From the air, the memorial's geometry becomes clear: the circular pathway of maples enclosing the crash site, the white line of the Wall of Names, the tower standing sentinel at the entrance. The surrounding landscape is quintessential western Pennsylvania -- forested ridges, dairy farms, small towns, and the wind turbines that share this plateau's constant breeze. A portion of U.S. Route 219 near the memorial was co-designated as the Flight 93 Memorial Highway in 2007. The memorial sits roughly 80 miles southeast of Pittsburgh, in terrain that was once coal country. The reclaimed strip mine where the plane came down had been filled with hauled-in dirt during the 1990s -- a soft landing in geological terms, which is why the aircraft buried itself so deeply that the cockpit voice recorder was found 25 feet below the surface.

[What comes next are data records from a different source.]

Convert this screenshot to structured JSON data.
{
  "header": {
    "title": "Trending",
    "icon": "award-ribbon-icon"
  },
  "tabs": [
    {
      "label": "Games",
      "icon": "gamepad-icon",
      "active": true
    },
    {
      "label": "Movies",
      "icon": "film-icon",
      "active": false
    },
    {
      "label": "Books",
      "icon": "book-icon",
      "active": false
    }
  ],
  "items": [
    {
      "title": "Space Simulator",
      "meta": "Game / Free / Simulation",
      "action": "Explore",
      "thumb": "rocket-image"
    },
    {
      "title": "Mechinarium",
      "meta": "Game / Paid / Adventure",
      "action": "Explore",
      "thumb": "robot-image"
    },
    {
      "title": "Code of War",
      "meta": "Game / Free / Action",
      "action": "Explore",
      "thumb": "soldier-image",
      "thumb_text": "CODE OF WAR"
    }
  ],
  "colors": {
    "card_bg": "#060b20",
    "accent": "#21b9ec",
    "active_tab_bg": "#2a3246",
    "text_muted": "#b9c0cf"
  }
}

Located at 40.057°N, 78.906°W in Somerset County, Pennsylvania, at approximately 2,550 feet elevation on the Appalachian plateau. The memorial is visible from altitude as a designed landscape within rural farmland -- look for the circular tree line, the white Wall of Names, and the Tower of Voices near the entrance. Wind turbines dot the surrounding ridges. Nearest major airport is Johnstown-Cambria County Airport (KJST), about 20 miles north. Pittsburgh International Airport (KPIT) is 80 miles northwest. The Somerset County Airport (2G9) is about 10 miles to the south. The terrain is rolling Appalachian with moderate ridges and valleys. Weather can include fog and low ceilings, particularly in fall and winter.